Two days ago, Manhunt Singapore 2014 (senior category) finalist Andrew Ang’s heart swelled with joy when his eight-year-old son passed him his car keys.
This may seem run-of-the-mill to most parents, but for Mr Ang, it was a clear sign that his child Alex wanted to communicate with him. Six years ago, the boy was diagnosed with severe autism.
Autism is a neurodevelopmental disorder characterised by impaired social interaction, verbal and non-verbal communication, and by restricted and repetitive behaviour.
Since then, Mr Ang, a 41-year-old businessman, has been worrying for his son.
He hopes his son, the middle child of his three children, can one day lead an independent life.
His oldest child, a daughter, 10, has had open heart surgery for congenital heart disease, which is a problem with the heart’s structure and function that is present at birth.

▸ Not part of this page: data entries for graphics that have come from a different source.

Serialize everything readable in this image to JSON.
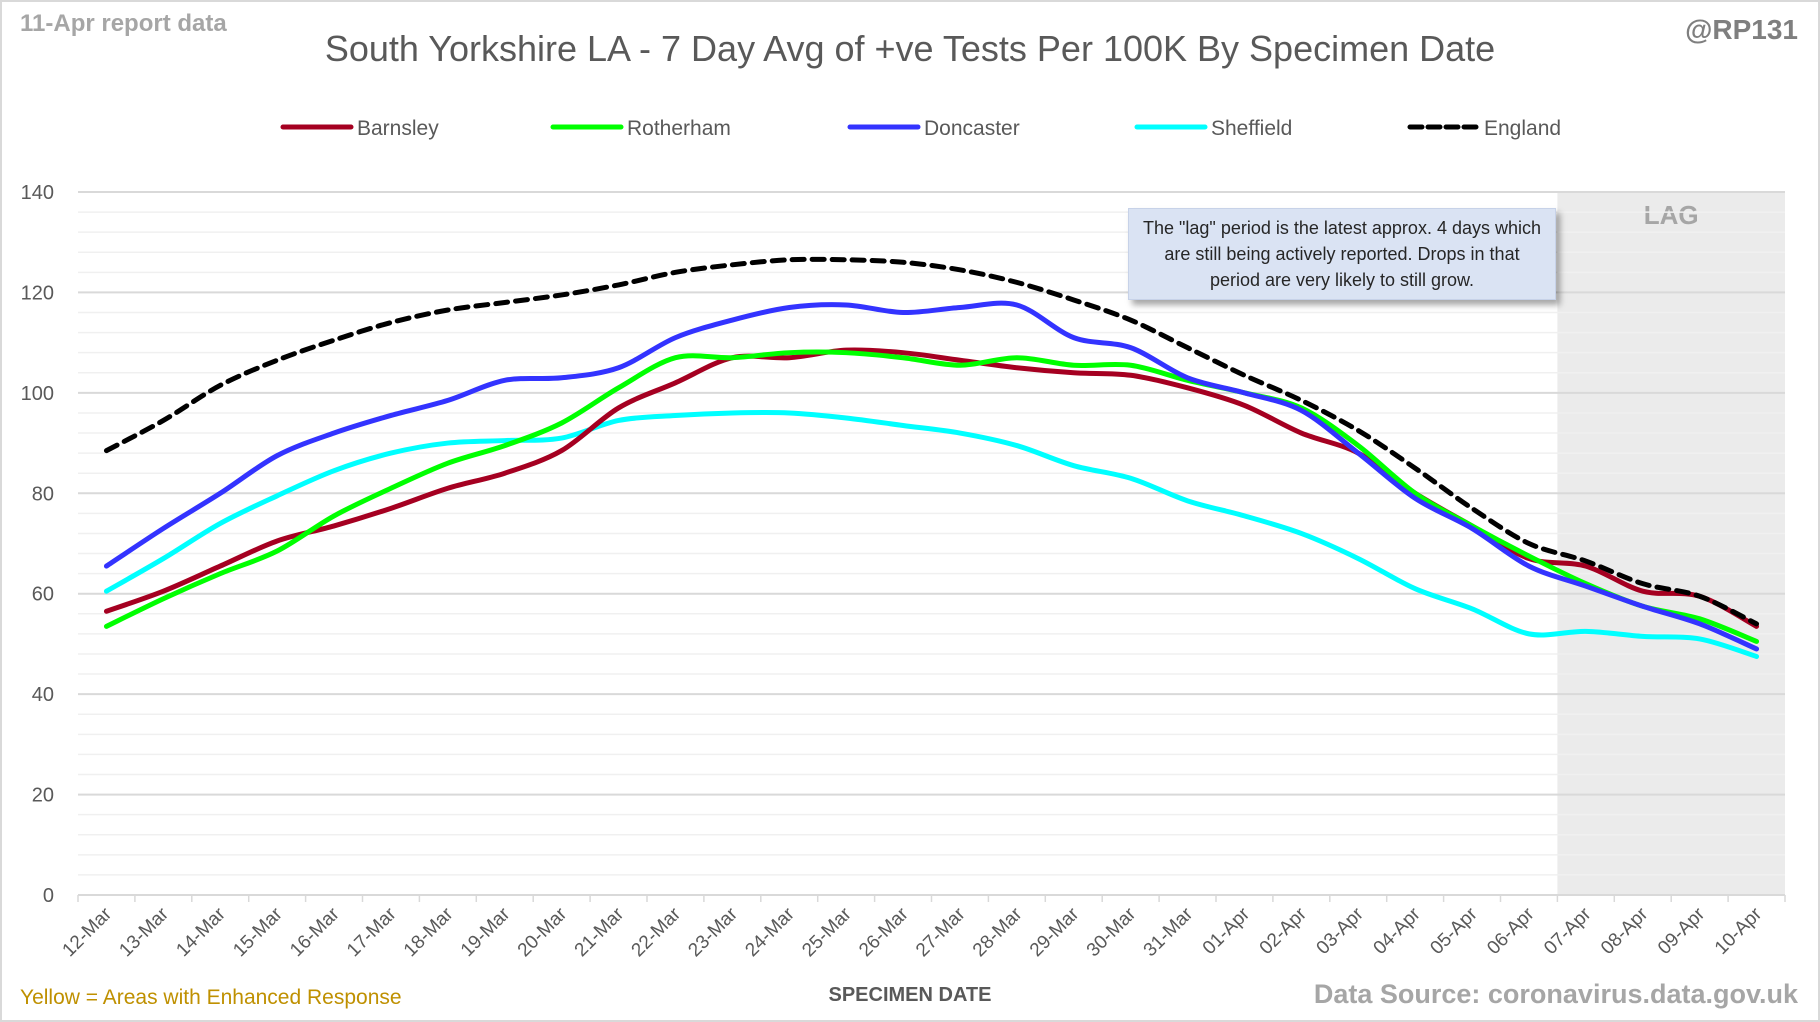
{
  "header": {
    "report_date": "11-Apr report data",
    "handle": "@RP131"
  },
  "footer": {
    "note": "Yellow = Areas with Enhanced Response",
    "source": "Data Source: coronavirus.data.gov.uk"
  },
  "annotation": {
    "text": "The \"lag\" period is the latest approx. 4 days which are still being actively reported. Drops in that period are very likely to still grow.",
    "lag_label": "LAG"
  },
  "chart_data": {
    "type": "line",
    "title": "South Yorkshire LA - 7 Day Avg of +ve Tests Per 100K By Specimen Date",
    "xlabel": "SPECIMEN DATE",
    "ylabel": "",
    "ylim": [
      0,
      140
    ],
    "yticks": [
      0,
      20,
      40,
      60,
      80,
      100,
      120,
      140
    ],
    "grid": true,
    "legend_position": "top",
    "lag_period": {
      "from": "07-Apr",
      "to": "10-Apr",
      "label": "LAG"
    },
    "x": [
      "12-Mar",
      "13-Mar",
      "14-Mar",
      "15-Mar",
      "16-Mar",
      "17-Mar",
      "18-Mar",
      "19-Mar",
      "20-Mar",
      "21-Mar",
      "22-Mar",
      "23-Mar",
      "24-Mar",
      "25-Mar",
      "26-Mar",
      "27-Mar",
      "28-Mar",
      "29-Mar",
      "30-Mar",
      "31-Mar",
      "01-Apr",
      "02-Apr",
      "03-Apr",
      "04-Apr",
      "05-Apr",
      "06-Apr",
      "07-Apr",
      "08-Apr",
      "09-Apr",
      "10-Apr"
    ],
    "series": [
      {
        "name": "Barnsley",
        "color": "#a50021",
        "dash": false,
        "values": [
          56.5,
          60.5,
          65.5,
          70.5,
          73.5,
          77,
          81,
          84,
          88.5,
          97,
          102,
          107,
          107,
          108.5,
          108,
          106.5,
          105,
          104,
          103.5,
          101,
          97.5,
          92,
          88,
          80,
          73.5,
          67,
          65.5,
          60.5,
          59.5,
          53.5
        ]
      },
      {
        "name": "Rotherham",
        "color": "#00ff00",
        "dash": false,
        "values": [
          53.5,
          59,
          64,
          68.5,
          75.5,
          81,
          86,
          89.5,
          94,
          101,
          107,
          107,
          108,
          108,
          107,
          105.5,
          107,
          105.5,
          105.5,
          102.5,
          100,
          97,
          89.5,
          80,
          73.5,
          67.5,
          62,
          57.5,
          55,
          50.5
        ]
      },
      {
        "name": "Doncaster",
        "color": "#3333ff",
        "dash": false,
        "values": [
          65.5,
          73,
          80,
          87.5,
          92,
          95.5,
          98.5,
          102.5,
          103,
          105,
          111,
          114.5,
          117,
          117.5,
          116,
          117,
          117.5,
          111,
          109,
          103,
          100,
          96.5,
          88,
          79,
          73,
          65.5,
          61.5,
          57.5,
          54,
          49
        ]
      },
      {
        "name": "Sheffield",
        "color": "#00ffff",
        "dash": false,
        "values": [
          60.5,
          67,
          74,
          79.5,
          84.5,
          88,
          90,
          90.5,
          91,
          94.5,
          95.5,
          96,
          96,
          95,
          93.5,
          92,
          89.5,
          85.5,
          83,
          78.5,
          75.5,
          72,
          67,
          61,
          57,
          52,
          52.5,
          51.5,
          51,
          47.5
        ]
      },
      {
        "name": "England",
        "color": "#000000",
        "dash": true,
        "values": [
          88.5,
          94.5,
          101.5,
          106.5,
          110.5,
          114,
          116.5,
          118,
          119.5,
          121.5,
          124,
          125.5,
          126.5,
          126.5,
          126,
          124.5,
          122,
          118.5,
          114.5,
          109,
          103.5,
          98.5,
          92.5,
          85,
          77,
          70,
          66.5,
          62,
          59.5,
          54
        ]
      }
    ]
  }
}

Mr Ang, who is 1.73m tall and weighs 65kg, said he joined Manhunt this year to be an inspiration to his children.
His message to them: No matter how tough it gets, don’t ever give up.
He told The New Paper: “When Alex was diagnosed, it was very difficult for us. We had no idea what was going on so we had to seek help.

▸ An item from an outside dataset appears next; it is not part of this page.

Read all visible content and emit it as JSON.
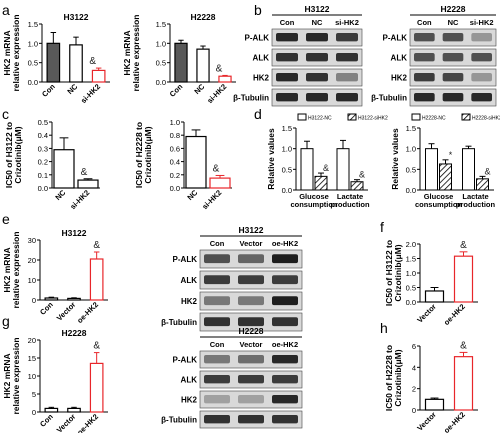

“The one-to-one therapy, which has cost us $4,000 every month for the last six years, has helped a lot.”
Mr Ang recalled that two days ago, he had left his house only to realise he had forgotten his car keys.
So he went back to get them and Alex, who was there when he opened the door, passed the keys to him.
Said Mr Ang: “I was stunned. I didn’t know that he could communicate with me. To other parents, this is such a simple thing. But to me, this means he’s actually seeing some light and knows what’s going on.
“I hope my son can take of himself when I’m gone.